Still, he said, there are some strategies restaurants can take to deal with the sustained inflation of beef prices.

“Unless you’re locked into beef as a protein, you’re going to see what has happened very successfully in our industry: People will continue to engineer their menus to take advantages of proteins that offer their customers better value,” Barone said, adding that chicken breast and pork are still both relatively cheap compared with beef.  

“As a result, high prices do what they were meant to do,” he said. “They temper demand.”

Lee Plotkin, president at L.P. Enterprises Inc., a Texas-based hospitality purchasing consulting company, said restaurateurs have been successfully promoting non-beef items for some time. Even steakhouses, he said, can push seafood options or cheaper cuts of beef to help close margins without increasing menu prices.

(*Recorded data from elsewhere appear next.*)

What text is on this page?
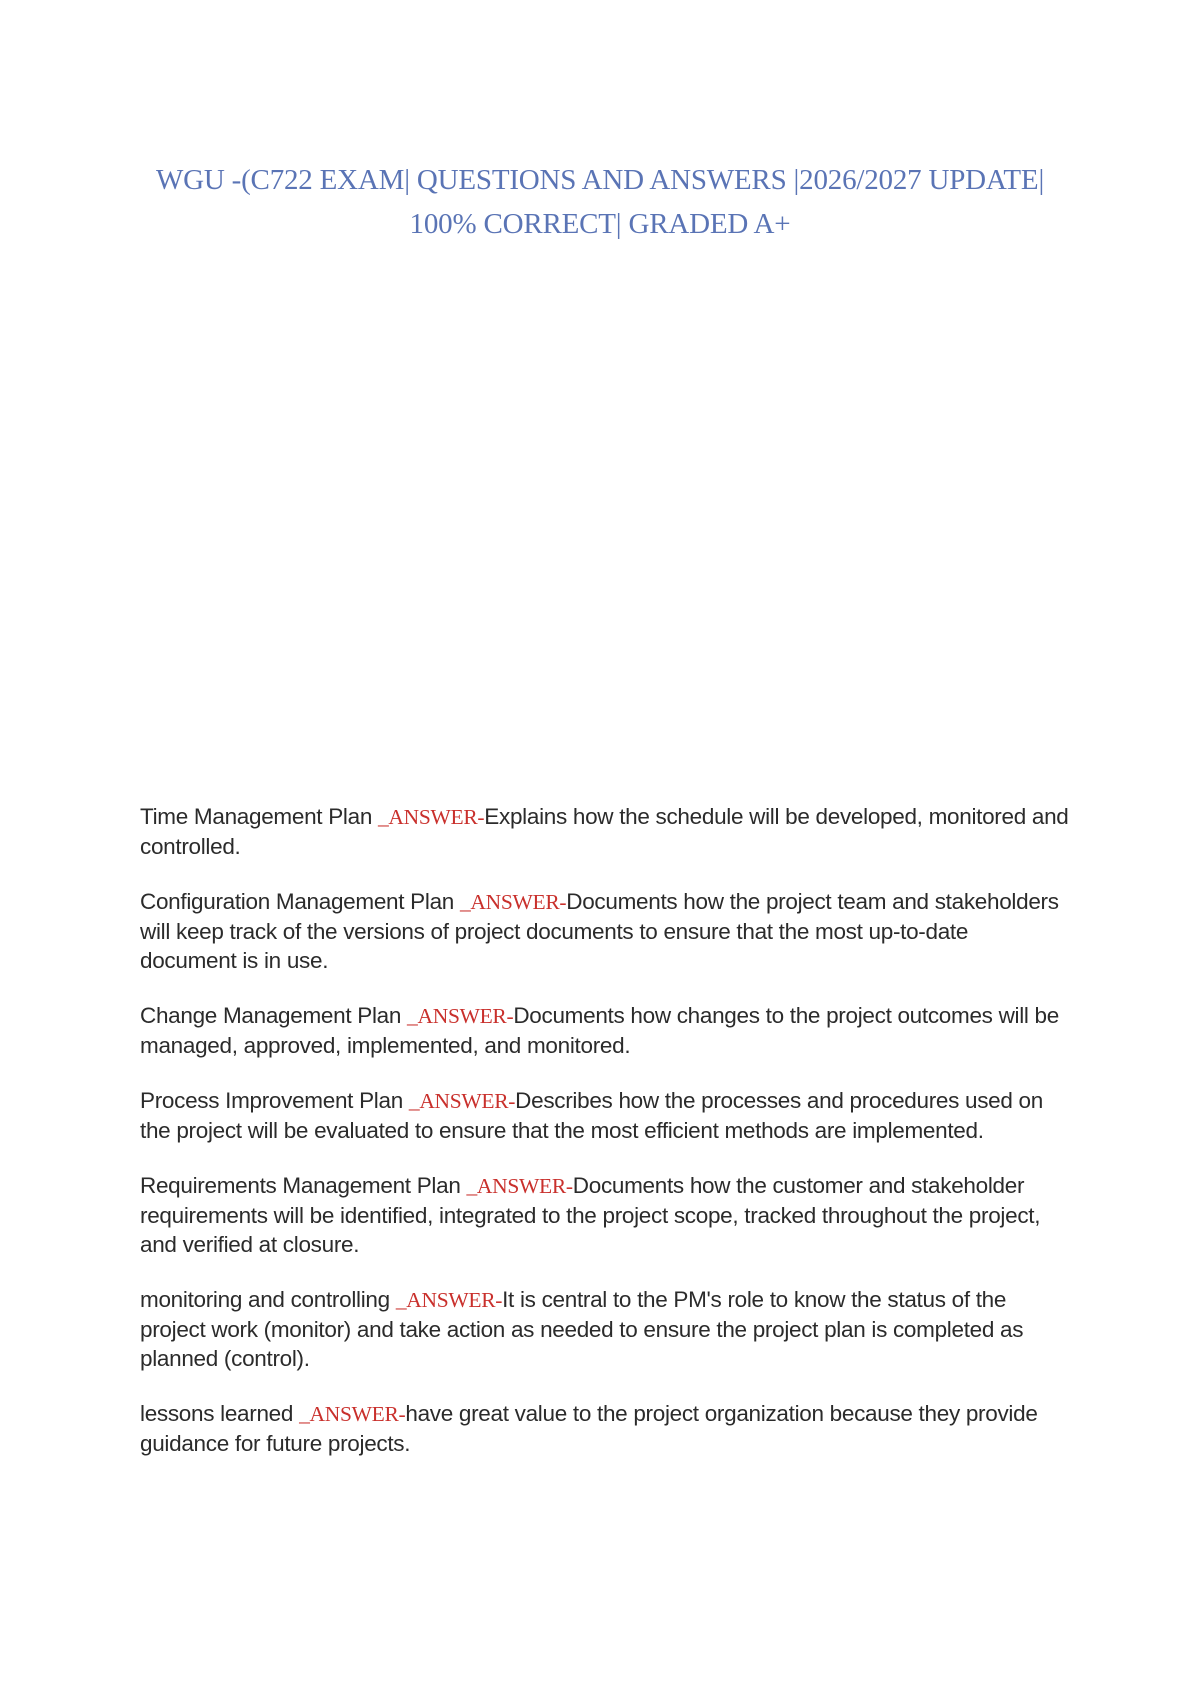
WGU -(C722 EXAM| QUESTIONS AND ANSWERS |2026/2027 UPDATE|
100% CORRECT| GRADED A+
Time Management Plan _ANSWER-Explains how the schedule will be developed, monitored and controlled.
Configuration Management Plan _ANSWER-Documents how the project team and stakeholders will keep track of the versions of project documents to ensure that the most up-to-date document is in use.
Change Management Plan _ANSWER-Documents how changes to the project outcomes will be managed, approved, implemented, and monitored.
Process Improvement Plan _ANSWER-Describes how the processes and procedures used on the project will be evaluated to ensure that the most efficient methods are implemented.
Requirements Management Plan _ANSWER-Documents how the customer and stakeholder requirements will be identified, integrated to the project scope, tracked throughout the project, and verified at closure.
monitoring and controlling _ANSWER-It is central to the PM's role to know the status of the project work (monitor) and take action as needed to ensure the project plan is completed as planned (control).
lessons learned _ANSWER-have great value to the project organization because they provide guidance for future projects.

“Some restaurants are using game that they can promote,” he said. “That is very interesting to people in certain parts of the country.”

Plotkin said it would be wise for restaurateurs to keep close working relationships with their suppliers. He noted that it’s also important for operators to keep in mind that selling beef at a fair price is also in the best interest of suppliers — they need to sell more beef to retail and restaurants, too, despite the inflationary market.

“Nobody knows what’s going to happen this summer with droughts or corn prices and feed,” he said. “Unfortunately, we don’t have a crystal ball. It behooves them to stay in really close contact with that supplier.”

It’s also important for restaurateurs to be hands-on with their suppliers, making sure that the measurement specs for each beef cut (for example, a 10-ounce tenderloin) are as accurate as possible to avoid waste. “Those things can really help if they’re willing to go back and work with their partner on tightening those down,” Plotkin said.

Plotkin added that restaurateurs can also adjust to rising beef prices by cutting back in other areas, such as packaging. “I always say evaluate your business; look at all the different categories,” he said.